Seen in this way, the volume offers useful indications for scientific communities, designers, public administrations, companies, heritage and infrastructure managers, education and training institutions, and third-sector actors. For researchers, it provides analytical frameworks to make synergies and trade-offs among Goals more verifiable; for designers, it suggests criteria for integrating environmental performance, accessibility, usability, maintenance, and social quality; for public decision-makers, it indicates the need to move from episodic interventions to programmes capable of combining data, governance, economic resources, and responsibility over time; and for companies and supply chains, it proposes a reading of innovation not limited to efficiency, but extended to traceability, durability, circularity, and the distribution of benefits.

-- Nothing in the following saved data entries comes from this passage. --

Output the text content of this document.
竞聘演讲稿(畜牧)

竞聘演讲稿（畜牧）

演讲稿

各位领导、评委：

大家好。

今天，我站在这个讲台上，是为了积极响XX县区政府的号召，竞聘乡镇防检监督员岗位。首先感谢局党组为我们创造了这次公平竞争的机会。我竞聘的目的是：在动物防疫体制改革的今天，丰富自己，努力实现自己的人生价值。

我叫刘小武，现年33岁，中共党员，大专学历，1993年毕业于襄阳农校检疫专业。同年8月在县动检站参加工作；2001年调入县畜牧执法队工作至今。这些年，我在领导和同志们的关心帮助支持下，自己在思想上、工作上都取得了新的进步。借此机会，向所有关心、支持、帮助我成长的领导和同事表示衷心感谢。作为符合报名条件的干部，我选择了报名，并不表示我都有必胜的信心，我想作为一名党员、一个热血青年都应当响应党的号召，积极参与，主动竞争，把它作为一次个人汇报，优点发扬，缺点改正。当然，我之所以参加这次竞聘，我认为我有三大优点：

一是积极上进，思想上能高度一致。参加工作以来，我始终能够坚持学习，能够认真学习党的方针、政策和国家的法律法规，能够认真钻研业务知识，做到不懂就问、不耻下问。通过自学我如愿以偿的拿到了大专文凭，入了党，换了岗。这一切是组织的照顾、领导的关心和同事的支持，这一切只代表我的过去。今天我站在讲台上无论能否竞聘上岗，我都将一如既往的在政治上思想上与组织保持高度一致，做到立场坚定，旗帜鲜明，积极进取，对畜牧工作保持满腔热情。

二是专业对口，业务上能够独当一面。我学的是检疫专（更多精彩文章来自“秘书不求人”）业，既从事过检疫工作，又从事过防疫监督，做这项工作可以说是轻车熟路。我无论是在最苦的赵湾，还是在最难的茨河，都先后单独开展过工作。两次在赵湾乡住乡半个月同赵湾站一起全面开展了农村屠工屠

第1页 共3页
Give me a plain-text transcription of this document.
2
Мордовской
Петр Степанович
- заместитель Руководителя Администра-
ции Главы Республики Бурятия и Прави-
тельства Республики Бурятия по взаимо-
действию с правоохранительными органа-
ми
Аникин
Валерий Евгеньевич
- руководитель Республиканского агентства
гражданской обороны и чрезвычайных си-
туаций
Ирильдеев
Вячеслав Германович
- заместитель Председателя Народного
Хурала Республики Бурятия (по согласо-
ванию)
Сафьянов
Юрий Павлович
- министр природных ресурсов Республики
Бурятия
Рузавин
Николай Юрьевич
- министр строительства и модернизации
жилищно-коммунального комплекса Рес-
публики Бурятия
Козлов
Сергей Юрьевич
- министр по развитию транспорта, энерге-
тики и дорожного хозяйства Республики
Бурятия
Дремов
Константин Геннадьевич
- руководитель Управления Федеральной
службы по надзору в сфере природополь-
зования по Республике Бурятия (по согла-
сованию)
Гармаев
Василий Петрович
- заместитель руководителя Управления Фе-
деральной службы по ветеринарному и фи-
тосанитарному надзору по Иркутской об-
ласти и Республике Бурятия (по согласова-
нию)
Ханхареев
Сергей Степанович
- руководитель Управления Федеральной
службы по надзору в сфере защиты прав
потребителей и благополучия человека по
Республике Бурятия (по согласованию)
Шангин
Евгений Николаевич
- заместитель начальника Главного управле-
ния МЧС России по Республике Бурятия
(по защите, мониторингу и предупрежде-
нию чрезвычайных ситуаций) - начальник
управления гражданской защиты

From this perspective, the contributions advance the debate on themes central to the design disciplines: infrastructures as systems of equity, the digital transition as a question of access and control, regeneration as a long-term process, materials as nodes in social and environmental supply chains, and technologies as devices to be governed rather than merely applied. Taken together, the contributions collected in the volume show that design action oriented towards SDG 9 and SDG 10 cannot be confined to a single scale or a single disciplinary field. Innovation becomes relevant when it produces measurable and recognisable effects at different scales: a decision on carbon or soil modifies planning priorities; the reuse of a building can influence territorial economies and care networks; a façade, a component, or a material can orient supply chains, maintenance, and life cycles; and an interface or learning environment can redefine accessibility, safety, and user responsibilities. The value of the volume lies precisely in this multiscalar reading through a set of conceptual devices, methods, prototypes, and evaluative tools that help us understand how specific decisions can generate systemic repercussions and how general strategies require operational verification in places, buildings, products, and materials.